Encerrando o ciclo de palestras do evento, o professor da Universidade Federal de Viçosa (UFV), Fabiano de Melo, apresentou a importância dos projetos de refaunação para a manutenção do equilíbrio ambiental. O professor apresentou um estudo da União Internacional para a Conservação da Natureza (UICN) que avaliou cerca de 60 mil espécies vegetais e animais e verificou que quase metade das espécies encontra-se ameaçadas em algum grau de extinção.


“Falar em perda de espécies nativas é falar, principalmente, de perda de diversidade biogenética, o que significa não apenas o encerramento evolutivo de uma espécie, mas também de possíveis pesquisas de variabilidade genética como um todo”, frisou o professor.


Ele apresentou a refaunação, ou reinserção de animais silvestres em habitats naturais recuperados como um importante mecanismo de reversão do atual quadro de redução do quantitativo endêmico nos principais biomas existentes e citou como exemplo positivo o projeto Mutum, mantido pela Celulose Nipo Brasileira (Cenibra) com apoio da Secretaria de Estado de Meio Ambiente e Desenvolvimento Sustentável (Semad). A iniciativa trabalha há 30 anos com a reintrodução de aves silvestres em uma Reserva Particular do Patrimônio Natural (RPPN) localizada no município de Ipaba, na região do Vale do Rio Doce.

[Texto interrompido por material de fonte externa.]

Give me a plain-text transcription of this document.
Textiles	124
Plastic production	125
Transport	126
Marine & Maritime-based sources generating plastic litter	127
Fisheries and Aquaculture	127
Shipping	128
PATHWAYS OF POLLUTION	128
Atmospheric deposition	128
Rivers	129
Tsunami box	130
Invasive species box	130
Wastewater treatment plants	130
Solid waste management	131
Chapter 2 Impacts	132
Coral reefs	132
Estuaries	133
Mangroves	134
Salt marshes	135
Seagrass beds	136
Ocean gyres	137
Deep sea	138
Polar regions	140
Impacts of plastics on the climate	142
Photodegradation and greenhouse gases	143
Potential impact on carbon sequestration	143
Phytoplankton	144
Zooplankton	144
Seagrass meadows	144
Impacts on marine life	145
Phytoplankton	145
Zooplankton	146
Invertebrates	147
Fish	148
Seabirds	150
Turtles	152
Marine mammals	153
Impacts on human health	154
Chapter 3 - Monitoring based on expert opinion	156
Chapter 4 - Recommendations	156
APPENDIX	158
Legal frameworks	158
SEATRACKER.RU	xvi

“Temos no Brasil projetos de médio e longo prazo que vêm apresentando sucesso na reintrodução de fauna e a refaunação tem se mostrado um dos mais eficientes mecanismos de recuperação de espécies praticamente extintas”, destacou Melo.

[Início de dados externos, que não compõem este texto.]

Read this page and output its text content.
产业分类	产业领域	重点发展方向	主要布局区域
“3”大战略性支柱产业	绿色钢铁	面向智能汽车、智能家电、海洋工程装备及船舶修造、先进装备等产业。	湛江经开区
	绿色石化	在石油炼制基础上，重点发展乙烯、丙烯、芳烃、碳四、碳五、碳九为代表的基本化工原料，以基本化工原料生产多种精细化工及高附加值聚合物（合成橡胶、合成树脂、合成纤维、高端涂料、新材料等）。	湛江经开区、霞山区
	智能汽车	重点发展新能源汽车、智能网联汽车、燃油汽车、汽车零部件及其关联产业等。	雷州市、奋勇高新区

Ao final do webinar a mediadora Erika Procópio abriu espaço para perguntas dos participantes e também para o diálogo entre os palestrantes, que ampliaram os temas apresentados por meio de discussões conjuntas.


No encerramento do evento, a diretora de Proteção à Fauna do IEF, Liliana Mateus, destaca que o webinar demonstra a qualidade tanto dos estudos acadêmicos quanto das pesquisas científicas relacionadas à fauna e ainda como o tema se relaciona diretamente com as principais questões enfrentadas pela sociedade atual. “São momentos como esse que nos fazem ter orgulho dos profissionais que nós temos e também daqueles que podemos contar em nossos projetos. Tivemos uma discussão de altíssimo nível, que certamente trouxe muitos esclarecimentos ao público participante”, concluiu a diretora.